Lego Lego widerruft angekündigte Entlassungen

Der Lego-Chef Jorgen Vig Kundstorp, verzichtet auf den angekündigten Stellenabbau.

Am Wochenende fand im Quelle: obs

Der traditionsreiche Spielzeug-Konzern stand kurz vor dem Zusammenbruch.

Die Bilanz wies einen Rekordverlust von 260 Millionen Euro nach Steuern aus. Das war 2004. Zwei Jahre später kündigte Lego an, bis Ende 2009 müssten 900 der 1300 Beschäftigten gehen, die in den dänischen Lego-Werken in der Fertigung arbeiten. Jetzt, in einer weltweiten Wirtschaftskrise, räumt Vorstandschef Jørgen Vig Knudstorp ein, er habe sich geirrt. Lego, heißt es, brauche doch alle 1300 Beschäftigte.

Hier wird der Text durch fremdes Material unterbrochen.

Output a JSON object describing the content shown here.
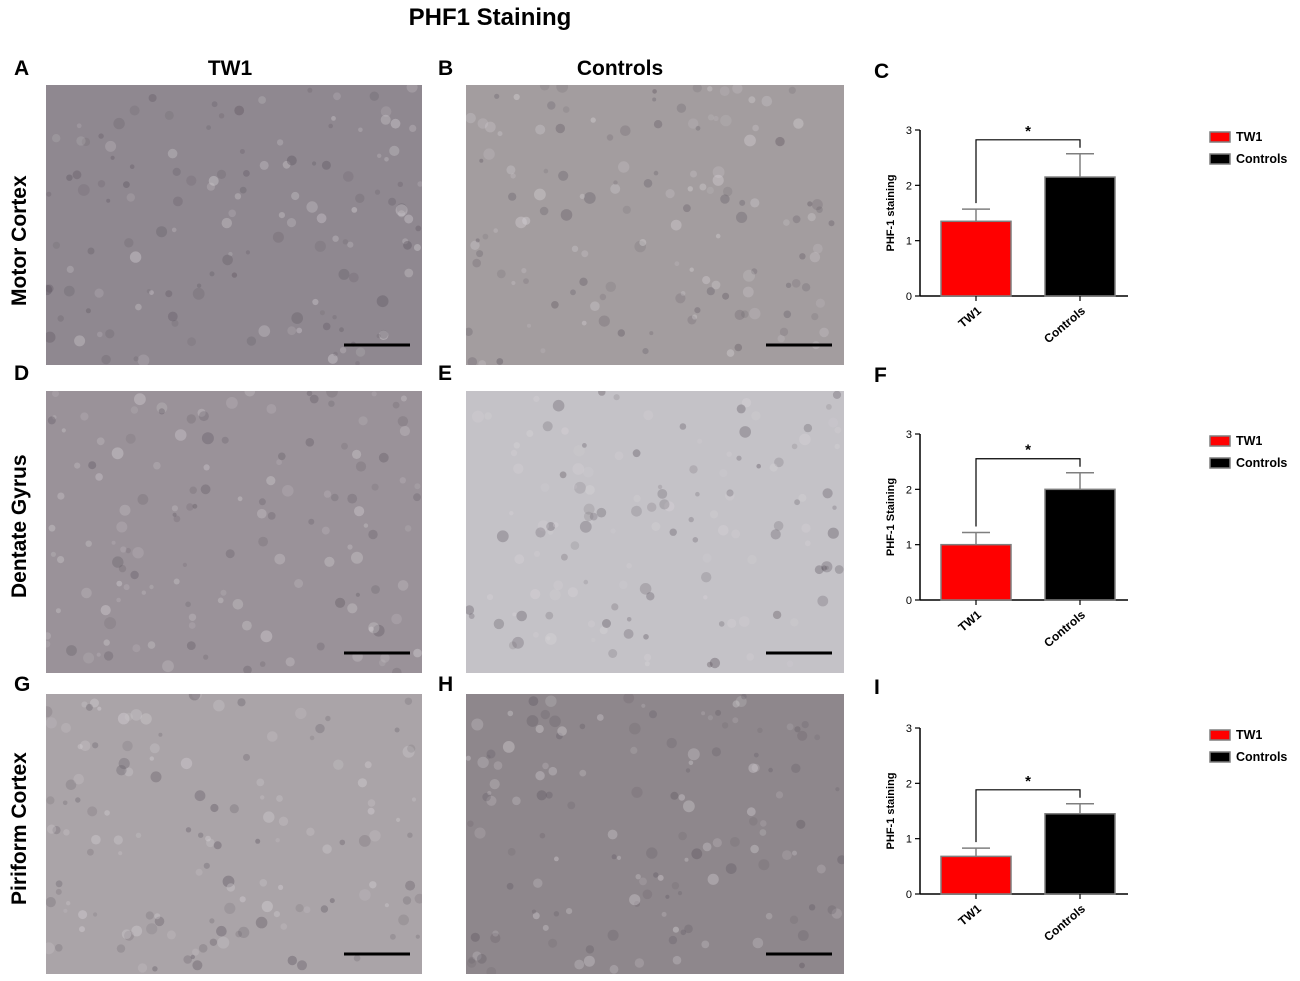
{
  "figure": {
    "title": "PHF1 Staining",
    "column_headers": [
      "TW1",
      "Controls"
    ],
    "row_labels": [
      "Motor Cortex",
      "Dentate Gyrus",
      "Piriform Cortex"
    ],
    "panel_letters": [
      "A",
      "B",
      "C",
      "D",
      "E",
      "F",
      "G",
      "H",
      "I"
    ]
  },
  "micrographs": [
    {
      "panel": "A",
      "region": "Motor Cortex",
      "group": "TW1",
      "tone": "#8f8890"
    },
    {
      "panel": "B",
      "region": "Motor Cortex",
      "group": "Controls",
      "tone": "#a39d9f"
    },
    {
      "panel": "D",
      "region": "Dentate Gyrus",
      "group": "TW1",
      "tone": "#9a9299"
    },
    {
      "panel": "E",
      "region": "Dentate Gyrus",
      "group": "Controls",
      "tone": "#c4c2c7"
    },
    {
      "panel": "G",
      "region": "Piriform Cortex",
      "group": "TW1",
      "tone": "#aaa4a8"
    },
    {
      "panel": "H",
      "region": "Piriform Cortex",
      "group": "Controls",
      "tone": "#8e878c"
    }
  ],
  "chart_data": [
    {
      "panel": "C",
      "type": "bar",
      "categories": [
        "TW1",
        "Controls"
      ],
      "values": [
        1.35,
        2.15
      ],
      "errors": [
        0.22,
        0.42
      ],
      "ylabel": "PHF-1 staining",
      "ylim": [
        0,
        3
      ],
      "yticks": [
        0,
        1,
        2,
        3
      ],
      "colors": [
        "#ff0000",
        "#000000"
      ],
      "legend": [
        "TW1",
        "Controls"
      ],
      "legend_position": "right",
      "significance": "*",
      "grid": false
    },
    {
      "panel": "F",
      "type": "bar",
      "categories": [
        "TW1",
        "Controls"
      ],
      "values": [
        1.0,
        2.0
      ],
      "errors": [
        0.22,
        0.3
      ],
      "ylabel": "PHF-1 Staining",
      "ylim": [
        0,
        3
      ],
      "yticks": [
        0,
        1,
        2,
        3
      ],
      "colors": [
        "#ff0000",
        "#000000"
      ],
      "legend": [
        "TW1",
        "Controls"
      ],
      "legend_position": "right",
      "significance": "*",
      "grid": false
    },
    {
      "panel": "I",
      "type": "bar",
      "categories": [
        "TW1",
        "Controls"
      ],
      "values": [
        0.68,
        1.45
      ],
      "errors": [
        0.15,
        0.18
      ],
      "ylabel": "PHF-1 staining",
      "ylim": [
        0,
        3
      ],
      "yticks": [
        0,
        1,
        2,
        3
      ],
      "colors": [
        "#ff0000",
        "#000000"
      ],
      "legend": [
        "TW1",
        "Controls"
      ],
      "legend_position": "right",
      "significance": "*",
      "grid": false
    }
  ]
}
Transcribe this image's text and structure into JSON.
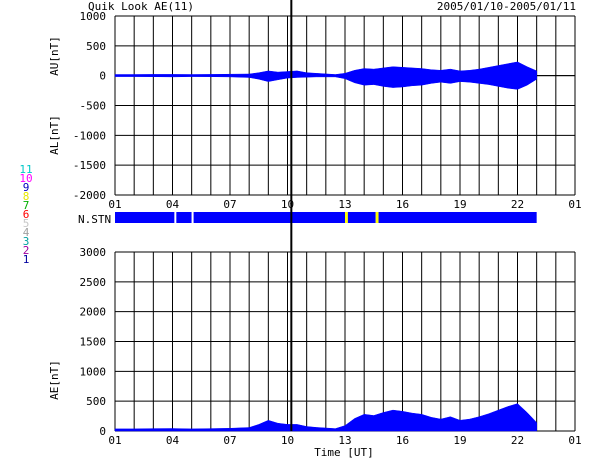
{
  "header": {
    "title": "Quik Look AE(11)",
    "date_range": "2005/01/10-2005/01/11"
  },
  "colors": {
    "fill": "#0000ff",
    "station_gap": "#ffff00",
    "grid": "#000000"
  },
  "stations_legend": [
    {
      "label": "11",
      "color": "#00c8c8"
    },
    {
      "label": "10",
      "color": "#ff00ff"
    },
    {
      "label": "9",
      "color": "#0000c0"
    },
    {
      "label": "8",
      "color": "#e8e800"
    },
    {
      "label": "7",
      "color": "#00b000"
    },
    {
      "label": "6",
      "color": "#ff0000"
    },
    {
      "label": "5",
      "color": "#c8c8c8"
    },
    {
      "label": "4",
      "color": "#a0a0a0"
    },
    {
      "label": "3",
      "color": "#00a0a0"
    },
    {
      "label": "2",
      "color": "#a000a0"
    },
    {
      "label": "1",
      "color": "#0000a0"
    }
  ],
  "chart_data": [
    {
      "type": "area",
      "panel": "AU/AL",
      "ylabel_upper": "AU[nT]",
      "ylabel_lower": "AL[nT]",
      "ylim": [
        -2000,
        1000
      ],
      "yticks": [
        1000,
        500,
        0,
        -500,
        -1000,
        -1500,
        -2000
      ],
      "xlim": [
        0,
        24
      ],
      "xtick_labels": [
        "01",
        "04",
        "07",
        "10",
        "13",
        "16",
        "19",
        "22",
        "01"
      ],
      "xtick_positions": [
        0,
        3,
        6,
        9,
        12,
        15,
        18,
        21,
        24
      ],
      "grid": true,
      "marker_hour": 9.2,
      "data_end_hour": 22.0,
      "series": [
        {
          "name": "AU",
          "x": [
            0,
            1,
            2,
            3,
            4,
            5,
            6,
            7,
            7.5,
            8,
            8.5,
            9,
            9.5,
            10,
            10.5,
            11,
            11.5,
            12,
            12.5,
            13,
            13.5,
            14,
            14.5,
            15,
            15.5,
            16,
            16.5,
            17,
            17.5,
            18,
            18.5,
            19,
            19.5,
            20,
            20.5,
            21,
            21.5,
            22
          ],
          "values": [
            20,
            20,
            22,
            22,
            20,
            22,
            25,
            28,
            50,
            80,
            60,
            70,
            80,
            50,
            40,
            30,
            20,
            40,
            90,
            120,
            110,
            130,
            150,
            140,
            130,
            120,
            100,
            90,
            110,
            80,
            90,
            110,
            140,
            170,
            200,
            230,
            150,
            80
          ]
        },
        {
          "name": "AL",
          "x": [
            0,
            1,
            2,
            3,
            4,
            5,
            6,
            7,
            7.5,
            8,
            8.5,
            9,
            9.5,
            10,
            10.5,
            11,
            11.5,
            12,
            12.5,
            13,
            13.5,
            14,
            14.5,
            15,
            15.5,
            16,
            16.5,
            17,
            17.5,
            18,
            18.5,
            19,
            19.5,
            20,
            20.5,
            21,
            21.5,
            22
          ],
          "values": [
            -15,
            -15,
            -18,
            -20,
            -15,
            -18,
            -20,
            -30,
            -60,
            -100,
            -70,
            -40,
            -30,
            -25,
            -20,
            -20,
            -20,
            -50,
            -120,
            -160,
            -150,
            -180,
            -200,
            -190,
            -170,
            -160,
            -130,
            -110,
            -130,
            -100,
            -110,
            -130,
            -150,
            -180,
            -210,
            -230,
            -160,
            -60
          ]
        }
      ]
    },
    {
      "type": "bar",
      "panel": "N.STN",
      "label": "N.STN",
      "segments": [
        {
          "start": 0,
          "end": 3.1,
          "color": "#0000ff"
        },
        {
          "start": 3.1,
          "end": 3.2,
          "color": "#ffffff"
        },
        {
          "start": 3.2,
          "end": 4.0,
          "color": "#0000ff"
        },
        {
          "start": 4.0,
          "end": 4.1,
          "color": "#ffffff"
        },
        {
          "start": 4.1,
          "end": 12.0,
          "color": "#0000ff"
        },
        {
          "start": 12.0,
          "end": 12.15,
          "color": "#ffff00"
        },
        {
          "start": 12.15,
          "end": 13.6,
          "color": "#0000ff"
        },
        {
          "start": 13.6,
          "end": 13.75,
          "color": "#ffff00"
        },
        {
          "start": 13.75,
          "end": 22.0,
          "color": "#0000ff"
        }
      ]
    },
    {
      "type": "area",
      "panel": "AE",
      "ylabel": "AE[nT]",
      "xlabel": "Time [UT]",
      "ylim": [
        0,
        3000
      ],
      "yticks": [
        3000,
        2500,
        2000,
        1500,
        1000,
        500,
        0
      ],
      "xlim": [
        0,
        24
      ],
      "xtick_labels": [
        "01",
        "04",
        "07",
        "10",
        "13",
        "16",
        "19",
        "22",
        "01"
      ],
      "xtick_positions": [
        0,
        3,
        6,
        9,
        12,
        15,
        18,
        21,
        24
      ],
      "grid": true,
      "marker_hour": 9.2,
      "series": [
        {
          "name": "AE",
          "x": [
            0,
            1,
            2,
            3,
            4,
            5,
            6,
            7,
            7.5,
            8,
            8.5,
            9,
            9.5,
            10,
            10.5,
            11,
            11.5,
            12,
            12.5,
            13,
            13.5,
            14,
            14.5,
            15,
            15.5,
            16,
            16.5,
            17,
            17.5,
            18,
            18.5,
            19,
            19.5,
            20,
            20.5,
            21,
            21.5,
            22
          ],
          "values": [
            35,
            35,
            40,
            42,
            35,
            40,
            45,
            58,
            110,
            180,
            130,
            110,
            110,
            75,
            60,
            50,
            40,
            90,
            210,
            280,
            260,
            310,
            350,
            330,
            300,
            280,
            230,
            200,
            240,
            180,
            200,
            240,
            290,
            350,
            410,
            460,
            310,
            140
          ]
        }
      ]
    }
  ]
}
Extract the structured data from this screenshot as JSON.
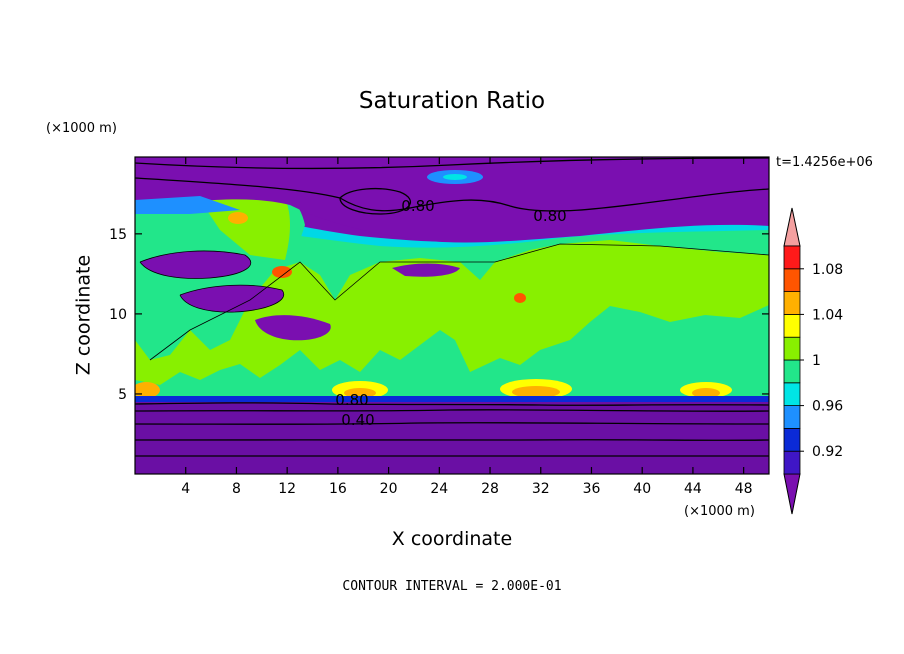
{
  "chart_data": {
    "type": "heatmap",
    "title": "Saturation Ratio",
    "xlabel": "X coordinate",
    "ylabel": "Z coordinate",
    "x_unit": "(×1000 m)",
    "y_unit": "(×1000 m)",
    "xlim": [
      0,
      50
    ],
    "ylim": [
      0,
      19.8
    ],
    "x_ticks": [
      4,
      8,
      12,
      16,
      20,
      24,
      28,
      32,
      36,
      40,
      44,
      48
    ],
    "y_ticks": [
      5,
      10,
      15
    ],
    "time_label": "t=1.4256e+06",
    "contour_interval_label": "CONTOUR INTERVAL = 2.000E-01",
    "contour_labels": [
      "0.80",
      "0.80",
      "0.80",
      "0.40"
    ],
    "colorbar": {
      "levels": [
        0.9,
        0.92,
        0.94,
        0.96,
        0.98,
        1.0,
        1.02,
        1.04,
        1.06,
        1.08,
        1.1
      ],
      "tick_labels": [
        "0.92",
        "0.96",
        "1",
        "1.04",
        "1.08"
      ],
      "colors": [
        "#7a0fb0",
        "#3f16c6",
        "#0b2ad6",
        "#1e90ff",
        "#00e5e5",
        "#22e68a",
        "#88f000",
        "#ffff00",
        "#ffb000",
        "#ff5500",
        "#ff1a1a",
        "#f4a0a0"
      ]
    },
    "colors": {
      "background_band": "#7a0fb0",
      "cloud_region": "#88f000",
      "saturated_edge": "#22e68a"
    }
  }
}
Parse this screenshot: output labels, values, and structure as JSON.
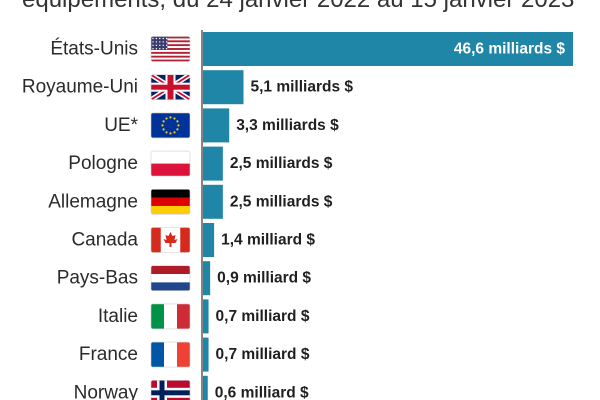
{
  "title": "équipements, du 24 janvier 2022 au 15 janvier 2023",
  "colors": {
    "bar": "#1f86a8",
    "axis": "#333333"
  },
  "chart_data": {
    "type": "bar",
    "orientation": "horizontal",
    "title": "équipements, du 24 janvier 2022 au 15 janvier 2023",
    "xlabel": "",
    "ylabel": "",
    "xlim": [
      0,
      46.6
    ],
    "categories": [
      "États-Unis",
      "Royaume-Uni",
      "UE*",
      "Pologne",
      "Allemagne",
      "Canada",
      "Pays-Bas",
      "Italie",
      "France",
      "Norway"
    ],
    "values": [
      46.6,
      5.1,
      3.3,
      2.5,
      2.5,
      1.4,
      0.9,
      0.7,
      0.7,
      0.6
    ],
    "value_labels": [
      "46,6 milliards $",
      "5,1 milliards $",
      "3,3 milliards $",
      "2,5 milliards $",
      "2,5 milliards $",
      "1,4 milliard $",
      "0,9 milliard $",
      "0,7 milliard $",
      "0,7 milliard $",
      "0,6 milliard $"
    ],
    "flags": [
      "us-flag-icon",
      "uk-flag-icon",
      "eu-flag-icon",
      "poland-flag-icon",
      "germany-flag-icon",
      "canada-flag-icon",
      "netherlands-flag-icon",
      "italy-flag-icon",
      "france-flag-icon",
      "norway-flag-icon"
    ],
    "grid": false
  }
}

Das Unternehmen könne sich nicht allein auf die Produktion in Niedriglohnländern verlassen. Der dänische Standort Billund habe schließlich 50 Jahre Erfahrung in der Produktion der Plastikklötzchen, das mache den Standort trotz höherer Löhne äußerst konkurrenzfähig.

Die Nachfrage nach Lego-Produkten ist wieder stark gestiegen. Im ersten Halbjahr 2008 erzielte Lego einen Gewinn von 57 Millionen Euro und für das Gesamtjahr dürfte erheblich mehr als eine Verdoppelung zu erwarten sein. Schließlich macht der Konzern den Großteil seines Geschäfts zu Weihnachten. Die Mitarbeiter von Lego behalten nicht nur ihren Arbeitsplatz, sondern auch ihre Boni.

Als das Unternehmen 2006 die Entlassungen angekündigt hatte, versprach es den betroffenen Mitarbeitern einen Zuschlag, damit sie weiterhin ihr Bestes gaben. Obwohl die Beschäftigten nun bleiben dürfen, werden die Boni ausgezahlt.